数日間、粗大ごみの筏に乗っていよう、誰かが文字を見て助けてくれるかもしれない、あるいは物語に読みふけり、メッセージに気付いた頃にはぼくはもう死んでいるかもしれない。それでもいい、思い残すことがないような毎日を送っていたから。
(罪と海の話)
木彫りのスプーンでいろんなものを掬ったし、陸に打ち上げられたウミガメの口の中につかえていた網の塊を取り出して彼の命を救った。いろんなものを助けたスプーンはひとりで海を渡り、アジアの島の砂丘の淵にたどり着いた。

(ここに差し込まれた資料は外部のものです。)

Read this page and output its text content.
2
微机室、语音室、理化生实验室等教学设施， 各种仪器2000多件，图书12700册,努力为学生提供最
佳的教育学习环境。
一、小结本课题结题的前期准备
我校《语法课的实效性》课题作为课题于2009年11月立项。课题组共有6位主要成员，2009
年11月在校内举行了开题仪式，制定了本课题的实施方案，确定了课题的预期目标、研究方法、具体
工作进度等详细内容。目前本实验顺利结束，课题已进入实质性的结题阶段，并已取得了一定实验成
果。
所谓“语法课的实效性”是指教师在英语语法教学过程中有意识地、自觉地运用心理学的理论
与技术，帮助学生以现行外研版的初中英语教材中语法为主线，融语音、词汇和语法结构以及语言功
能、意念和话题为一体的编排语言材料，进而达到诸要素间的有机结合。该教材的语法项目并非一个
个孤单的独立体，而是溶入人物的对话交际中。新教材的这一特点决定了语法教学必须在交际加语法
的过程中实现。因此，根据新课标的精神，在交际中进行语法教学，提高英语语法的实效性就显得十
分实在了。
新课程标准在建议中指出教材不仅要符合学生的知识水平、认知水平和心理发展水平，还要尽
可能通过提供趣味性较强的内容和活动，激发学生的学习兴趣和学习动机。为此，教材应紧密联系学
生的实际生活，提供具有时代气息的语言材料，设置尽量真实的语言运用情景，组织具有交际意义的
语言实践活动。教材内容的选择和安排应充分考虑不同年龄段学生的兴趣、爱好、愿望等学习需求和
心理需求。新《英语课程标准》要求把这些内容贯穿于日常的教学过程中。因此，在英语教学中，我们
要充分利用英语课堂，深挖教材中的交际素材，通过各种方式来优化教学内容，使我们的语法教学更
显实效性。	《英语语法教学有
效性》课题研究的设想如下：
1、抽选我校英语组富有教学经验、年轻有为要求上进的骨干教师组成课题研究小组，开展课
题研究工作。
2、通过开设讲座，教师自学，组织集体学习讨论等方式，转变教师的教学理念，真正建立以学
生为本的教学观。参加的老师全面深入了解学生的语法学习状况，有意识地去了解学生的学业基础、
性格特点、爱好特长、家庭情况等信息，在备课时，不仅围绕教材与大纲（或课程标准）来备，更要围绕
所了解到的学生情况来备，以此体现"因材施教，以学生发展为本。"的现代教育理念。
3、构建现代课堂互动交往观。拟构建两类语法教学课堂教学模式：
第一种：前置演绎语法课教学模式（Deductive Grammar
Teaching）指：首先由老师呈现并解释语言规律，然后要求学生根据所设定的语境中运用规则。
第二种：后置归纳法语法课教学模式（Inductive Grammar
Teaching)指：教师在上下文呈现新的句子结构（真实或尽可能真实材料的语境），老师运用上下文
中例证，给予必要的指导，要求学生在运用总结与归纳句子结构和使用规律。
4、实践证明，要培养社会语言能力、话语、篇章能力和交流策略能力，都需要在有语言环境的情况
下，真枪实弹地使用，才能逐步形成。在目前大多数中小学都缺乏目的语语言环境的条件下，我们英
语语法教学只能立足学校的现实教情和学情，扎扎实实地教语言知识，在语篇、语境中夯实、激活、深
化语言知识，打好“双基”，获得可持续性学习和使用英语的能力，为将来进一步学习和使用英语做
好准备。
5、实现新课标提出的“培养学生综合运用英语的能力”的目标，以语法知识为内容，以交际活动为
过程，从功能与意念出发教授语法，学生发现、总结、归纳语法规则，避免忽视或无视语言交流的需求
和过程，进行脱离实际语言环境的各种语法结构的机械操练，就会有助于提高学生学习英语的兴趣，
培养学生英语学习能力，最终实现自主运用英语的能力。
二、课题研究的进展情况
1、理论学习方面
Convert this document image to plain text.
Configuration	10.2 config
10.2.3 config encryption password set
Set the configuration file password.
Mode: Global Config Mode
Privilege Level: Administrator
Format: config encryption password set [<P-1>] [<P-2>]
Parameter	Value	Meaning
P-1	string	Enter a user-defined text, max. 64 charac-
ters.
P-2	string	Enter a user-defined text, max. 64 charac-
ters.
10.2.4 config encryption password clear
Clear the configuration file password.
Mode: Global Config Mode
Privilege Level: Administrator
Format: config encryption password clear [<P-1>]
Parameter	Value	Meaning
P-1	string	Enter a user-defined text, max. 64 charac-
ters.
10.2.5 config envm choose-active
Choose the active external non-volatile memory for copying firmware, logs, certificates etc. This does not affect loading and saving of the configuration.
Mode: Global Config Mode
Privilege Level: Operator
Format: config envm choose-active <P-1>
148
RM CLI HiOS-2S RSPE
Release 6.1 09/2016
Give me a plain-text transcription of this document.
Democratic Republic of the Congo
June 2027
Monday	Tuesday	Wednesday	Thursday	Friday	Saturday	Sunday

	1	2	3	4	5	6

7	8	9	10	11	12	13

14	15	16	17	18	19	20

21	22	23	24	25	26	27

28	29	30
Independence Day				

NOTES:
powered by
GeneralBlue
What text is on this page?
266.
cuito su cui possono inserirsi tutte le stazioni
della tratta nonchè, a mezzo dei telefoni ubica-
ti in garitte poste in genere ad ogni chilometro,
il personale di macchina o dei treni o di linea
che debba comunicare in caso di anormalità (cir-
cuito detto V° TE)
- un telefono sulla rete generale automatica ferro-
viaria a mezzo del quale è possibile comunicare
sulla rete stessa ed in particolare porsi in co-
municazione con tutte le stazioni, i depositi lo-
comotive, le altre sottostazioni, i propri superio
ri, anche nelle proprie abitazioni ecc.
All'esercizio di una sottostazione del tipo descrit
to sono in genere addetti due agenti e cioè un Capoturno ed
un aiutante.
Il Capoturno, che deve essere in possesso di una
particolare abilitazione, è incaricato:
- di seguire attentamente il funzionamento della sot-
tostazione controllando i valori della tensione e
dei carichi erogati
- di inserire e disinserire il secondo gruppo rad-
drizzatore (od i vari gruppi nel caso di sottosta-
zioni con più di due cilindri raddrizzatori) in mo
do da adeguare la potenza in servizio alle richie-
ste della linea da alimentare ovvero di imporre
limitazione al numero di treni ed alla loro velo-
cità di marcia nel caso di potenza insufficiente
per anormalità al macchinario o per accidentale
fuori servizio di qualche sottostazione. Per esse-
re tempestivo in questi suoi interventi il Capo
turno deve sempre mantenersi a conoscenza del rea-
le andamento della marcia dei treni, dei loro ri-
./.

スプーンを拾ったのは小説家を夢見る地元の大学生で、彼女はスプーンを題材に小説を書いた、それは彼女自身や読者をすくった。ぼくは生きてただ死ぬだけでなく、他者の命にもポジティブに関与したので、罪悪感を抱かなくてもいいはず、それなのに、救えば救うほど深まっていくこの孤独と言えそうな罪悪感、暗い海底のような、じめりとした気持ちはなんなのか。


週末アーティスト

切り取られた青葉を拾い集め、大事にノートに書き記し、最後の一枚だけ大勢に受け入れられたが、残りはどこへ埋めようか。生み出してしまったものをどう殺そうか。

最後まできちんと面倒を見ましょう。

ポスターの子犬は片目を閉じ、イルミネイションで点滅する。鍵盤の数だけ指をかき集め、ひとつだけ選び取られたが、残りはどこへ埋めようか。集めてしまったものをどう殺そうか。